VIRILIO: Não são mais cidades, porém fenômenos de mutação, catástrofes que se preparam. O século XXI terá que reinventar a relação do homem com a terra. A grande questão ecológica, na verdade, é a cidade. Não é a poluição do ar, da fauna, da flora, porém a construção da cidade dos homens, a democracia. A primeira lei do urbanismo é a persistência do sítio. A segunda diz respeito à extensão da cidade. Quanto mais ela se estende e se torna densa, mais a unidade de população – a família – se reduz. Antigamente, as cidades eram pequenas e as famílias, grandes, tendo de cinquenta a cem pessoas. À medida que a cidade se desenvolve, a família extensa passa a ter vinte pessoas. No século XIX, já é a família burguesa. Depois é a família nuclear. Hoje, nas megalópoles, é a família monoparental, que larga os filhos, como em São Paulo. Chegamos à desintegração da unidade familiar – e não estou falando da família no sentido moral, mas sim como unidade de reprodução. A grande metrópole minou a base da espécie humana, e nós agora vemos bandos de crianças que sobrevivem roubando adultos. A cidade deixou de ser um lugar de socialização para se tornar um lugar de dessocialização.

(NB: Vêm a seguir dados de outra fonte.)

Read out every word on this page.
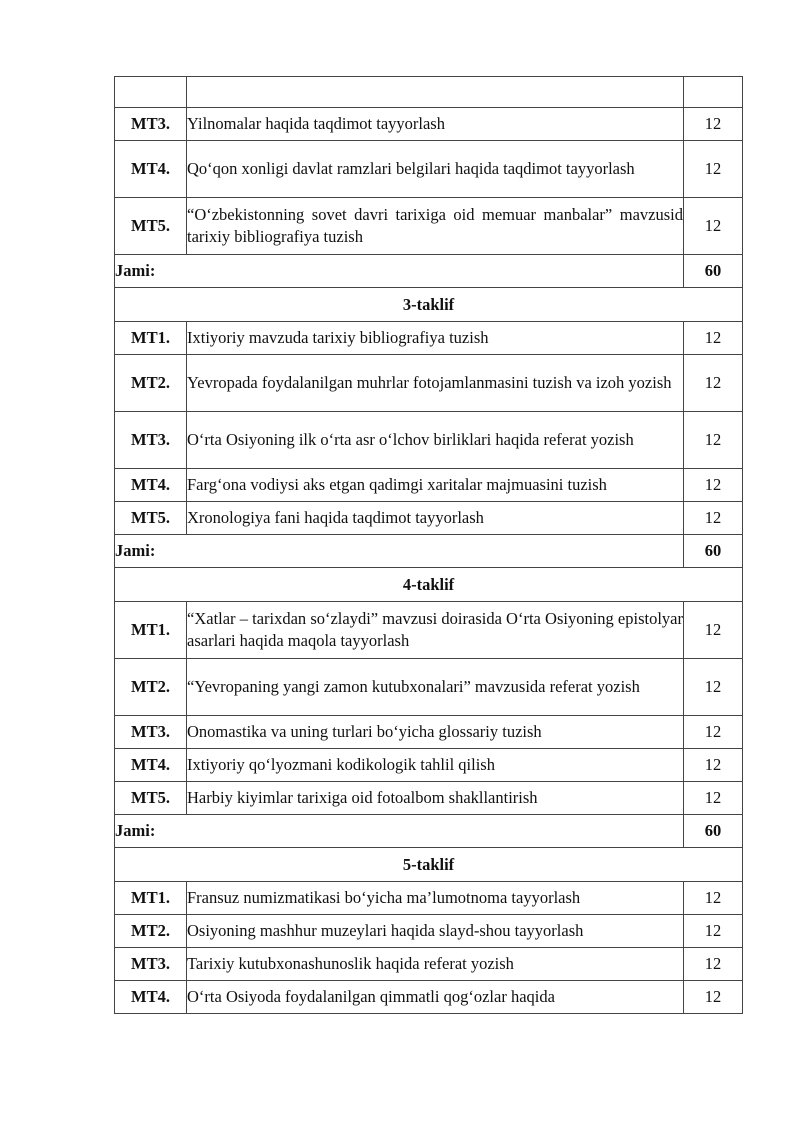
MT3.	Yilnomalar haqida taqdimot tayyorlash	12
MT4.	Qo‘qon xonligi davlat ramzlari belgilari haqida taqdimot tayyorlash	12
MT5.	“O‘zbekistonning sovet davri tarixiga oid memuar manbalar” mavzusid tarixiy bibliografiya tuzish	12
Jami:		60
3-taklif		
MT1.	Ixtiyoriy mavzuda tarixiy bibliografiya tuzish	12
MT2.	Yevropada foydalanilgan muhrlar fotojamlanmasini tuzish va izoh yozish	12
MT3.	O‘rta Osiyoning ilk o‘rta asr o‘lchov birliklari haqida referat yozish	12
MT4.	Farg‘ona vodiysi aks etgan qadimgi xaritalar majmuasini tuzish	12
MT5.	Xronologiya fani haqida taqdimot tayyorlash	12
Jami:		60
4-taklif		
MT1.	“Xatlar – tarixdan so‘zlaydi” mavzusi doirasida O‘rta Osiyoning epistolyar asarlari haqida maqola tayyorlash	12
MT2.	“Yevropaning yangi zamon kutubxonalari” mavzusida referat yozish	12
MT3.	Onomastika va uning turlari bo‘yicha glossariy tuzish	12
MT4.	Ixtiyoriy qo‘lyozmani kodikologik tahlil qilish	12
MT5.	Harbiy kiyimlar tarixiga oid fotoalbom shakllantirish	12
Jami:		60
5-taklif		
MT1.	Fransuz numizmatikasi bo‘yicha ma’lumotnoma tayyorlash	12
MT2.	Osiyoning mashhur muzeylari haqida slayd-shou tayyorlash	12
MT3.	Tarixiy kutubxonashunoslik haqida referat yozish	12
MT4.	O‘rta Osiyoda foydalanilgan qimmatli qog‘ozlar haqida	12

BM: Os ricos de São Paulo estão deixando a cidade. Vão para quarteirões inteiramente privados, a uma hora de distância do centro. Gostaria de saber se não é uma tendência geral.
VIRILIO: É. A direita americana quer inclusive o fim dos Estados Unidos e a formação de doze estados-cidades… Isso tudo porque as cidades atuais já não garantem a segurança. Uma cidade precisa dar segurança, que é o primeiro bem do cidadão. Em cidades imensas, como Los Angeles, Chicago, São Paulo, a paz civil não existe mais, e a democracia também não. Não é cidade, é selva.

REVOLTA POR PROCURAÇÃO TELEVISIVA

BM: Li num dos seus livros que as pessoas das cidades se associam por “procuração televisiva”com as pessoas de outra cidade e isso desencadeia as revoltas urbanas.
VIRILIO: Quando Soweto se revoltou, há alguns anos, houve manifestações em Brighton e em Marselha, que eu expliquei a partir de slogans. Um deles dizia: “Aqui é como Soweto”. Vendo as imagens, os ingleses e os franceses, cujas condições de vida eram completamente diferentes, imitavam os outros para se valorizar. A intifada teve grande influência nas revoltas da periferia de Paris. A televisão induz a tomar as cenas de violência como um modelo.

BM: O que é possível fazer para que, no século XXI, a vida nas cidades melhore?
VIRILIO: É preciso que a política controle a técnica. Nós estamos às vésperas de uma grande revolução, que vai agravar os efeitos da Revolução Industrial, ou seja, a revolução da informática, que significará o desemprego em massa, o fim do trabalho, da força do homem… Ora, nem todo mundo é Prêmio Nobel. Se o poder político não for capaz de controlar o desenvolvimento técnico dos robôs, dos sistemas de produção do mercado, rumaremos para uma sociedade que terá duas velocidades, formada por uma elite que viverá em bunkers e por miseráveis que vão atacá-la. O problema hoje é controlar o desenvolvimento técnico. Nós entramos num período de desemprego em massa, que é estrutural, e não conjuntural.